Henry takes the night shift and is shown the ropes by the eccentric Raul (the Calvin Broadus, which is how he is billed, and, I must say, he is not a bad actor - oh, I'm reasonably certain he doesn't have range but he does well what he is supposed to do here) and before long, through a series of fortuitous events, implementing his training, Henry saves the life of Scarlett's lug of a boyfriend and Scarlett gives him a hug of thanks in full view of George and George threatens that the next time this happens Henry is getting kicked to the curb but Henry sees her on the sly anyway and Scarlett's dastardly mother (Mimi Rogers), much to her affluent disgust, discovers the whole affair and Henry gets kicked to the curb but it matters not at all because, by God, the audience learns that enormous offshore bank accounts mean diddly squat in the face of true love.

Yes, yes, yes, you've seen it before. I know. You don't have to tell me. Cripes. Fine, fine, on a couple occasions it does regress into the lowest common denominator-type comedy, such as a horrifically terrible - but thankfully brief - passage in an adult emporium that employs crude slo-mo. Okay, okay, Joseph Cross has fairly low wattage for the lead (imagine, say, James Franco here) and yeah, yeah, Scarlett Downing is a simple two dimensional drawing but Sarah Roemer is just so....so....beautiful. Not hot, all right, but beautiful. Big difference. She's an old school beauty and she fights back against her character's lack of depth with all she's got. Sure, sure, the execution in the third act is a little rough - like why in the world is the Running To Get The Girl scene at some snobbish restaurant and not at the apartment building so Henry can enlist the aid of Raul to thwart George and so on and so forth but....oh, just stop complaining, damn it. This reviewer has had enough of your bellyaching.
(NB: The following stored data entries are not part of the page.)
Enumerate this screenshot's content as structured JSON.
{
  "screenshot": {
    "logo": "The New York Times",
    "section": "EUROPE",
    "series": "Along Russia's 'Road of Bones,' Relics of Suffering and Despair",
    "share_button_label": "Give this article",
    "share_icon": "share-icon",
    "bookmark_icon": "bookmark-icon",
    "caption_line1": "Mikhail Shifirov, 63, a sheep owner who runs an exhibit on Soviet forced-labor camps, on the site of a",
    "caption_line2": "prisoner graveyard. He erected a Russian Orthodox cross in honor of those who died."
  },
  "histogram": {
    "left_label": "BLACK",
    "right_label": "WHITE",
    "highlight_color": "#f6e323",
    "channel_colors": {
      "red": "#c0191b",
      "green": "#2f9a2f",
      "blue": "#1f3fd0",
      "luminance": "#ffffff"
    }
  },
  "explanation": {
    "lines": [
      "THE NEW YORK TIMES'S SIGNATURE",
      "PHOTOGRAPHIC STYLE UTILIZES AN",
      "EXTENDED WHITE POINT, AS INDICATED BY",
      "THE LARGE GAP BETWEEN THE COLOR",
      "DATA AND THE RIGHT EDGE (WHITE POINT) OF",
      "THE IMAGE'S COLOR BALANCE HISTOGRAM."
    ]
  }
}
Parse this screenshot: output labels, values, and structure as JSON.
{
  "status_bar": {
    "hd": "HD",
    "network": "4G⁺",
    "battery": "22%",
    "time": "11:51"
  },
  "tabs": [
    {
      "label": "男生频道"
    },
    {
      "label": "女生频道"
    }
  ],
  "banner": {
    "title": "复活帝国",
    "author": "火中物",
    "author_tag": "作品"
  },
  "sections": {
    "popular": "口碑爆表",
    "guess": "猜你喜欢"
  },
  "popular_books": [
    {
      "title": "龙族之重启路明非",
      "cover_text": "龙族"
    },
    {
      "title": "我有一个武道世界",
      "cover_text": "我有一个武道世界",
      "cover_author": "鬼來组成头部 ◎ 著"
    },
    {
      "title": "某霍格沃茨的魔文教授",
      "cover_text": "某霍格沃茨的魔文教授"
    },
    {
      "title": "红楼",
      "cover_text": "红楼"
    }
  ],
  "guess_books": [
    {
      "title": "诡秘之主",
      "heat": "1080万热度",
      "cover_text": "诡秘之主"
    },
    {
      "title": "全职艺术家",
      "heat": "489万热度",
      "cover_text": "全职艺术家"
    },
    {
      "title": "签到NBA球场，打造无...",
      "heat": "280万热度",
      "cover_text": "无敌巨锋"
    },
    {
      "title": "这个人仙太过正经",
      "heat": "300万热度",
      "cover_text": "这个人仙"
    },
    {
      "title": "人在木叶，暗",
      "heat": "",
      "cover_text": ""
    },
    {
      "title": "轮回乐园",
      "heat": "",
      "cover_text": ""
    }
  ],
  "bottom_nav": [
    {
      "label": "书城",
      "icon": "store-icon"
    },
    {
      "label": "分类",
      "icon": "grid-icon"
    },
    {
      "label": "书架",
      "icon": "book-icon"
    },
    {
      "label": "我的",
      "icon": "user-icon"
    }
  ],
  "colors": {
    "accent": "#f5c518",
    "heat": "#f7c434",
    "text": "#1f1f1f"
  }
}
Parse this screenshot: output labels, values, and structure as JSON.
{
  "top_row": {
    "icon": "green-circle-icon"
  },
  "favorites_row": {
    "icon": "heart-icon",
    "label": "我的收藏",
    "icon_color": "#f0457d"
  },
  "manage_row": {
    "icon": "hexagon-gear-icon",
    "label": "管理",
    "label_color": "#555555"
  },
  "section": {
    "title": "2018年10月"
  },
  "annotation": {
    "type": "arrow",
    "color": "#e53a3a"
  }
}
I sat through "Leap Year" and "Couples Retreat" and I saw the trailer for "The Bounty Hunter" which, believe me, was bad enough and I cannot speak for anyone else but I can speak for myself and I am tired of artificially enhanced romantic comedies with rust-proofing. "Falling Up" may not be a masterpiece but it is warm and it is accomodating and its heart is in the right place and that is a step in the right direction.